- Born: May 15, 1917 Trondheim, Norway
- Died: June 1, 1995 (aged 78)
- Education: Dr. Techn. (1967)
- Alma mater: Norwegian Institute of Technology; Uppsala University
- Occupations: Architect; art historian; museum administrator; army officer
- Known for: Member of the Monuments Men; administrator of the Royal Palace, Oslo (1962–1987)

= Guthorm Kavli =

Norwegian architect and art historian

Guthorm Kavli (15 May 1917 – 1 June 1995) was a Norwegian architect and art historian.

==Biography==
Kavli was born in Trondheim, Norway. He received a degree in architecture from the Norwegian Institute of Technology in 1941 and a degree in art history from Uppsala University in 1946. He was awarded the Doctor of Technology degree at the Norwegian Institute of Technology in 1967.
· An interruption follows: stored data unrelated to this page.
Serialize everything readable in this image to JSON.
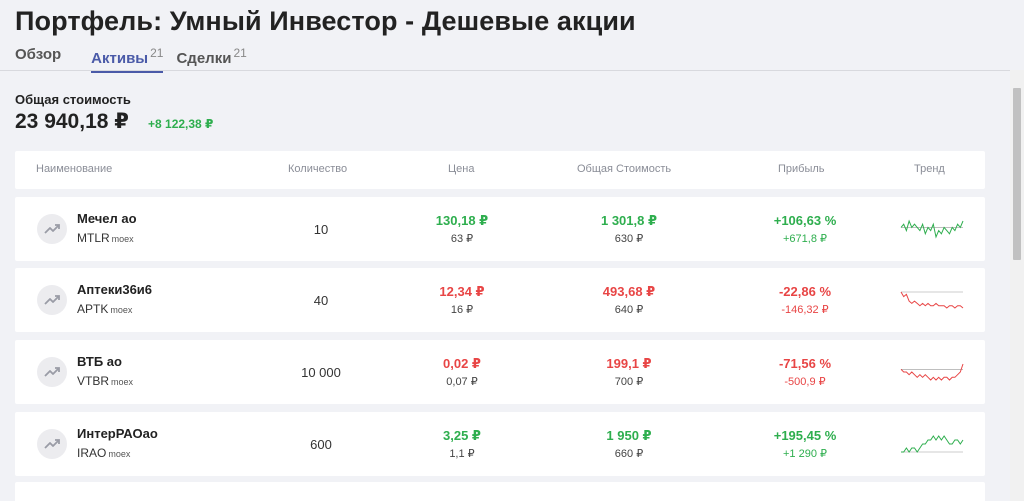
{
  "title": "Портфель: Умный Инвестор - Дешевые акции",
  "tabs": [
    {
      "label": "Обзор",
      "count": ""
    },
    {
      "label": "Активы",
      "count": "21"
    },
    {
      "label": "Сделки",
      "count": "21"
    }
  ],
  "summary": {
    "label": "Общая стоимость",
    "value": "23 940,18 ₽",
    "delta": "+8 122,38 ₽"
  },
  "columns": [
    "Наименование",
    "Количество",
    "Цена",
    "Общая Стоимость",
    "Прибыль",
    "Тренд"
  ],
  "rows": [
    {
      "name": "Мечел ао",
      "ticker": "MTLR",
      "exchange": "moex",
      "quantity": "10",
      "price": "130,18 ₽",
      "price_buy": "63 ₽",
      "cost": "1 301,8 ₽",
      "cost_buy": "630 ₽",
      "profit_pct": "+106,63 %",
      "profit_abs": "+671,8 ₽",
      "direction": "up",
      "trend": [
        5,
        6,
        4,
        7,
        5,
        6,
        5,
        4,
        6,
        3,
        5,
        4,
        6,
        2,
        4,
        3,
        5,
        4,
        3,
        5,
        4,
        6,
        5,
        7
      ]
    },
    {
      "name": "Аптеки36и6",
      "ticker": "APTK",
      "exchange": "moex",
      "quantity": "40",
      "price": "12,34 ₽",
      "price_buy": "16 ₽",
      "cost": "493,68 ₽",
      "cost_buy": "640 ₽",
      "profit_pct": "-22,86 %",
      "profit_abs": "-146,32 ₽",
      "direction": "down",
      "trend": [
        9,
        7,
        8,
        5,
        4,
        5,
        4,
        3,
        4,
        3,
        4,
        3,
        3,
        4,
        3,
        3,
        3,
        2,
        3,
        3,
        2,
        3,
        3,
        2
      ]
    },
    {
      "name": "ВТБ ао",
      "ticker": "VTBR",
      "exchange": "moex",
      "quantity": "10 000",
      "price": "0,02 ₽",
      "price_buy": "0,07 ₽",
      "cost": "199,1 ₽",
      "cost_buy": "700 ₽",
      "profit_pct": "-71,56 %",
      "profit_abs": "-500,9 ₽",
      "direction": "down",
      "trend": [
        6,
        5,
        5,
        4,
        5,
        4,
        3,
        4,
        3,
        4,
        3,
        2,
        3,
        2,
        3,
        2,
        3,
        3,
        2,
        3,
        3,
        4,
        5,
        8
      ]
    },
    {
      "name": "ИнтерРАОао",
      "ticker": "IRAO",
      "exchange": "moex",
      "quantity": "600",
      "price": "3,25 ₽",
      "price_buy": "1,1 ₽",
      "cost": "1 950 ₽",
      "cost_buy": "660 ₽",
      "profit_pct": "+195,45 %",
      "profit_abs": "+1 290 ₽",
      "direction": "up",
      "trend": [
        3,
        3,
        4,
        3,
        4,
        4,
        3,
        4,
        5,
        5,
        6,
        6,
        7,
        6,
        7,
        6,
        7,
        6,
        5,
        5,
        6,
        6,
        5,
        6
      ]
    }
  ],
  "colors": {
    "up": "#2eae4e",
    "down": "#e84545",
    "accent": "#4a5aa8"
  }
}
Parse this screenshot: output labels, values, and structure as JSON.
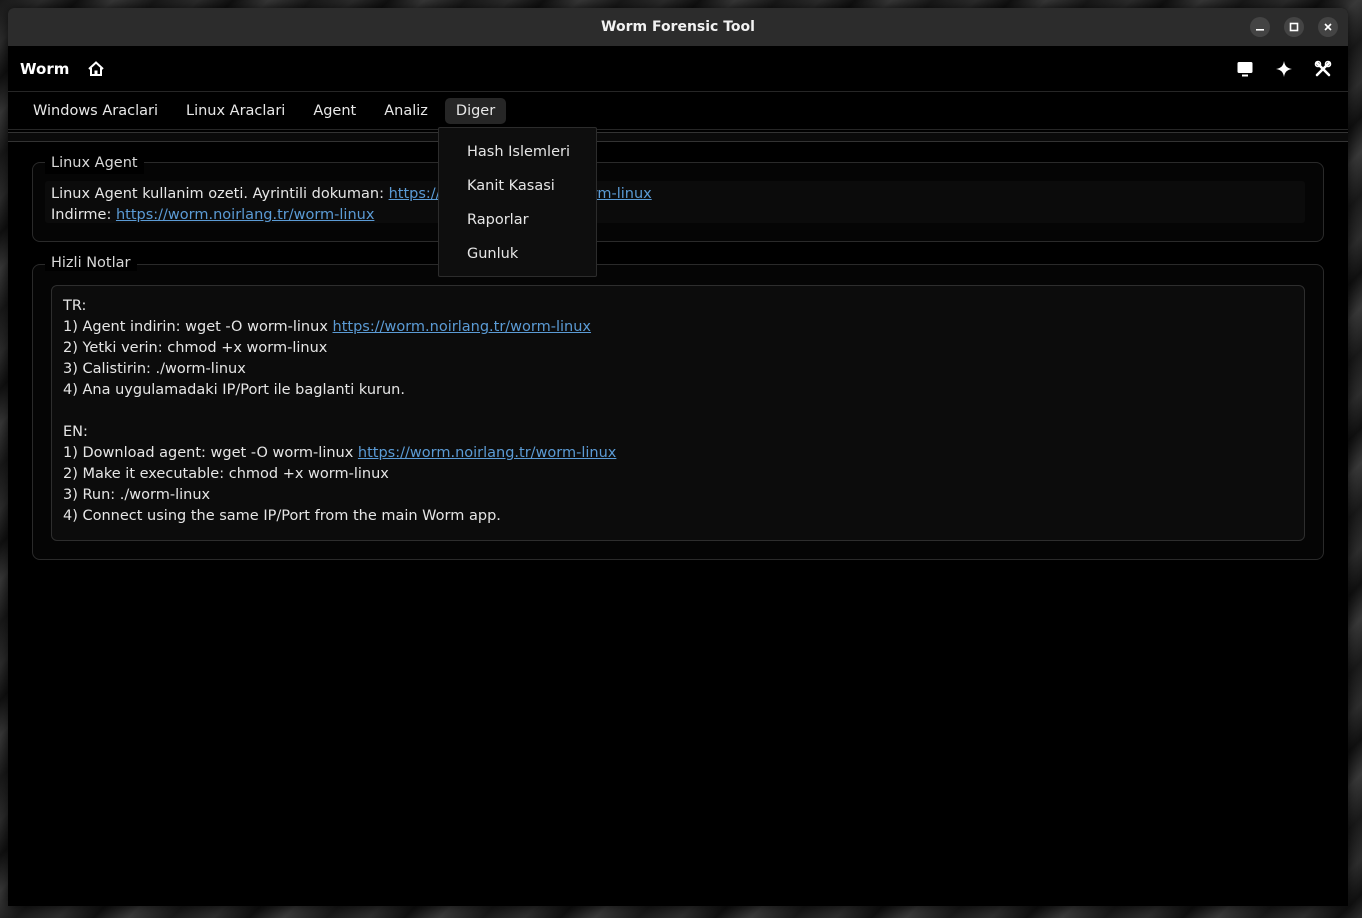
{
  "window": {
    "title": "Worm Forensic Tool",
    "controls": [
      "minimize-icon",
      "maximize-icon",
      "close-icon"
    ]
  },
  "toolbar": {
    "app_name": "Worm",
    "left_icons": [
      "home-icon"
    ],
    "right_icons": [
      "monitor-icon",
      "sparkle-icon",
      "tools-icon"
    ]
  },
  "menubar": {
    "items": [
      {
        "label": "Windows Araclari"
      },
      {
        "label": "Linux Araclari"
      },
      {
        "label": "Agent"
      },
      {
        "label": "Analiz"
      },
      {
        "label": "Diger",
        "active": true
      }
    ]
  },
  "dropdown": {
    "items": [
      {
        "label": "Hash Islemleri"
      },
      {
        "label": "Kanit Kasasi"
      },
      {
        "label": "Raporlar"
      },
      {
        "label": "Gunluk"
      }
    ]
  },
  "linux_agent": {
    "title": "Linux Agent",
    "summary_text": "Linux Agent kullanim ozeti. Ayrintili dokuman: ",
    "summary_link_start": "https://g",
    "summary_link_end": "orm-linux",
    "download_text": "Indirme: ",
    "download_link": "https://worm.noirlang.tr/worm-linux"
  },
  "quick_notes": {
    "title": "Hizli Notlar",
    "lines": [
      {
        "text": "TR:"
      },
      {
        "text": "1) Agent indirin: wget -O worm-linux ",
        "link": "https://worm.noirlang.tr/worm-linux"
      },
      {
        "text": "2) Yetki verin: chmod +x worm-linux"
      },
      {
        "text": "3) Calistirin: ./worm-linux"
      },
      {
        "text": "4) Ana uygulamadaki IP/Port ile baglanti kurun."
      },
      {
        "text": ""
      },
      {
        "text": "EN:"
      },
      {
        "text": "1) Download agent: wget -O worm-linux ",
        "link": "https://worm.noirlang.tr/worm-linux"
      },
      {
        "text": "2) Make it executable: chmod +x worm-linux"
      },
      {
        "text": "3) Run: ./worm-linux"
      },
      {
        "text": "4) Connect using the same IP/Port from the main Worm app."
      }
    ]
  },
  "colors": {
    "link": "#5b9bd5",
    "background": "#000000",
    "titlebar": "#2c2c2c"
  }
}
During the Norwegian campaign in spring 1940 - Kavli from 9 April to 5 May - joined Major Reidar Holtermann together with over other 200 volunteer soldiers in The Battle of Hegra. His brother Wilhelm Kavli also was among Holtermanns menn. (5.)
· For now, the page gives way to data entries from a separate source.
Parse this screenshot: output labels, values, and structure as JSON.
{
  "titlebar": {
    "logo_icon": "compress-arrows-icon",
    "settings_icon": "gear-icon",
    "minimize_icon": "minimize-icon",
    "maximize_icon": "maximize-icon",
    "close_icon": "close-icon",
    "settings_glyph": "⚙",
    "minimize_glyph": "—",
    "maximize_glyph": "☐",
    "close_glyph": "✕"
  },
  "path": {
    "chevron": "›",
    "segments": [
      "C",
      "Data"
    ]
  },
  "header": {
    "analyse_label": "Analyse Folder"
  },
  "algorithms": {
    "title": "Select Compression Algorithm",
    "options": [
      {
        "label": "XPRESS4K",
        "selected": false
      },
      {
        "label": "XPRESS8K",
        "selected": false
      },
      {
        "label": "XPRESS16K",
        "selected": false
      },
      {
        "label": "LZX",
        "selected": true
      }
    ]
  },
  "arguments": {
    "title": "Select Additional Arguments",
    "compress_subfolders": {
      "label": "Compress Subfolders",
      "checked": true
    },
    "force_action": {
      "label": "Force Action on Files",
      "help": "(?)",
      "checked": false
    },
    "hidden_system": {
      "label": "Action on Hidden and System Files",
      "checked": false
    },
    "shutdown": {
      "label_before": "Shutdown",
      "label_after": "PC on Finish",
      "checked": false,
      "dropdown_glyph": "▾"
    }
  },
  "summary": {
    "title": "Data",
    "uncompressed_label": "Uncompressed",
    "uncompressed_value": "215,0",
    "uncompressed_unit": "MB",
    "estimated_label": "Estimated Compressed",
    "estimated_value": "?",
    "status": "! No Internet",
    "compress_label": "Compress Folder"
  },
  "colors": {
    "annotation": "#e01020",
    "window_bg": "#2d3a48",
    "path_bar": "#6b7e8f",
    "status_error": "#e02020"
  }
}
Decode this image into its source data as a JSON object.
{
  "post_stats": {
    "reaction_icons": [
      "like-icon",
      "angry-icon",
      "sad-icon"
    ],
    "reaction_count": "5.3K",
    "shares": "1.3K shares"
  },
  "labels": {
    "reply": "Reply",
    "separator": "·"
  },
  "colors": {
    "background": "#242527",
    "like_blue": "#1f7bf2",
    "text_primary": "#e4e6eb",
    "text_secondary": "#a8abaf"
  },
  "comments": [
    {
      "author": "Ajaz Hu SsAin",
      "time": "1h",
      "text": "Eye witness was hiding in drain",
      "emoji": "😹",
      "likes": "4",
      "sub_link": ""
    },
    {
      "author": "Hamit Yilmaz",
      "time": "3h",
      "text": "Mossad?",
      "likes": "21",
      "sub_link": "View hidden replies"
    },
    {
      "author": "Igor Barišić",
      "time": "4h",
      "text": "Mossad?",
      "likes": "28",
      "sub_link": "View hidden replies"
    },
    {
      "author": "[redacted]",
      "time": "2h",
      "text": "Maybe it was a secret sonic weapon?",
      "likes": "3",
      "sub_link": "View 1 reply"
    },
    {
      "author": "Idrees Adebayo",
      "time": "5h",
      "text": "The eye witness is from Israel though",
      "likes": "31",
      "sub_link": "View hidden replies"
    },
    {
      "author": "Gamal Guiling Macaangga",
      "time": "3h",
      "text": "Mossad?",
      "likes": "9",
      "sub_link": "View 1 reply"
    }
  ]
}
During the Occupation of Norway by Germany during World War II, he joined the Free Norwegian forces in Scotland and later joined the Norwegian High Command in London. Kavli served as an Officer with the Norwegian Army from 1942 to 1945. Kavli was one of the members of the Monuments Men (M.F.A.A.), who sought to protect European art treasures during and after the war. After the liberation of Norway, he worked for the National Museum of Art, Architecture and Design in Oslo from 1950 to 1961. He held the position as administrator at the Royal Palace, Oslo from 1962 to 1987.

His doctoral thesis was Trønderske trepaléer: borgerlig panelarkitektur nordenfjells. Other important works include Norwegian Architecture, Past and Present (1958), Norges festninger: fra Fredriksten til Vardøhus (1987) and 25 år på kongens slott (1992).